Big Data : Review

“Big Data” has entered every one’s vocabulary, thanks to the wild success of few companies that have used data to provide valuable information and services. This book gives a bird’s eye view of the emerging field.

The book starts off with an interesting example of the way Google predicted the spread of flu in real time after analyzing two datasets, first one containing 50 million most common terms that Americans type and second one containing the data on the spread of seasonal flu from public health agency. Google did not start with a hypothesis, test a handful models and pick one amongst them. Instead Google tested a mammoth 450 million different mathematical models in order to test the search terms, comparing their predictions against the actual flu cases. They used this model when H1N1 crisis struck in 2009 and it gave more meaningful and valuable real time information than any public health official system.

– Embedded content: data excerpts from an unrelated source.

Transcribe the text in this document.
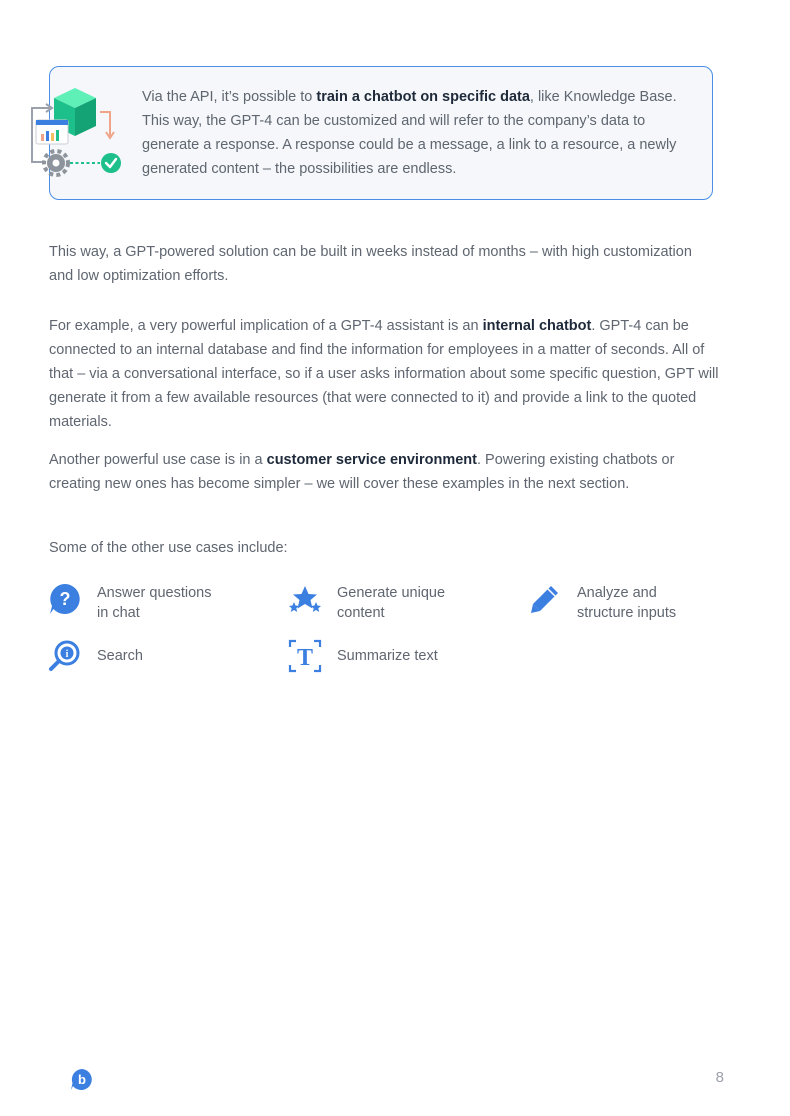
Via the API, it’s possible to train a chatbot on specific data, like Knowledge Base. This way, the GPT-4 can be customized and will refer to the company’s data to generate a response. A response could be a message, a link to a resource, a newly generated content – the possibilities are endless.

This way, a GPT-powered solution can be built in weeks instead of months – with high customization and low optimization efforts.

For example, a very powerful implication of a GPT-4 assistant is an internal chatbot. GPT-4 can be connected to an internal database and find the information for employees in a matter of seconds. All of that – via a conversational interface, so if a user asks information about some specific question, GPT will generate it from a few available resources (that were connected to it) and provide a link to the quoted materials.

Another powerful use case is in a customer service environment. Powering existing chatbots or creating new ones has become simpler – we will cover these examples in the next section.

Some of the other use cases include:

? Answer questions
in chat
Generate unique
content
Analyze and
structure inputs
i Search	T Summarize text
b	8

There is no formal meaning for the term, “Big Data”. Informally it means the ability of society to harness information in novel ways to produce useful insights or goods and services of significant value. It is estimated that the total amount of stored info in the world is close to 1200 exabytes(1 exa byte = 1000 GB). Only about 2% of it is analog. So, after the basic digitization efforts, the next game changer, the book predicts is going to be “Big Data”. At its core, big data is about predictions. Though it is described as a branch of computer science, “machine learning”, this characterization is misleading. Big Data is not about trying to “teach” computer to “think” like humans. Instead, it’s about applying math to huge quantities of data in order to infer probabilities.

The book talks about the three shifts that are happening in the way we analyze information :

“N = all” : Gone are the days when you had constraints on getting the entire dataset. In the “small data” world, one could start with a few hypotheses, employ stats to get the right sample from the population, employ estimation theory to find the right statistic to summarize data, and then draw conclusions. This procedure is becoming irrelevant, at least a predominant part of it. Once you are dealing with the entire dataset, there is a richer structure of data available. The variations amongst subcategories can be studied to one’s heart’s content.
Messy: Gone are the days when you had to crave for exact datasets. The data nowadays is stored across multiple servers and platforms and is inherently messy. Instead of trying to make it structured and make it suitable to relational database, the database technologies are evolving where “no structure” is the core philosophy. noSQL, Hadoob, Map Reduce, etc. are a testimony to the fact that database technology has undergone a radical change. With messy data, comes the advantage of breadth. Simple models with lots of data are performing better than elaborate models with less data. One of the examples mentioned in this context is the grammar checker in MS word. Instead of spending efforts in developing more efficient algos than that are already available, the guys at MSFT decided to focus efforts on building a large corpus. This shift in big data thinking dramatically increased the efficiency of algos. Simple algos were performing much better than complicated ones with large corpus of words as ammunition. Google has taken grammar check to a completely different level by harnessing big data.
Correlations : “What” is important and matters more than “Why”. Causality can be bid goodbye once you have a huge datasets. Correlations that are notoriously unstable in small datasets can provide excellent patterns in analyzing big data. Non linear relationships can be culled out. Typically nonlinear relationships have more parameters to estimate and hence the data needed to make sense of these parameters becomes huge. Also the parameters have high standard errors in the “small data” world. Enter “Big Data” world, the “N=all” means that the parameters will tend to show stability. Does it mean whether it is end of theory? Not really. Big data itself is founded on theory. For instance, it employs statistical theories and mathematical ones, and at times uses computer science theory, too. Yes, these are not theories about the causal dynamics of a particular phenomenon like gravity, but they are theories nonetheless. Models based on them hold very useful predictive power. In fact, big data may offer a fresh look and new insights precisely because it is unencumbered by the conventional thinking and inherent biases implicit in the theories of a specific field.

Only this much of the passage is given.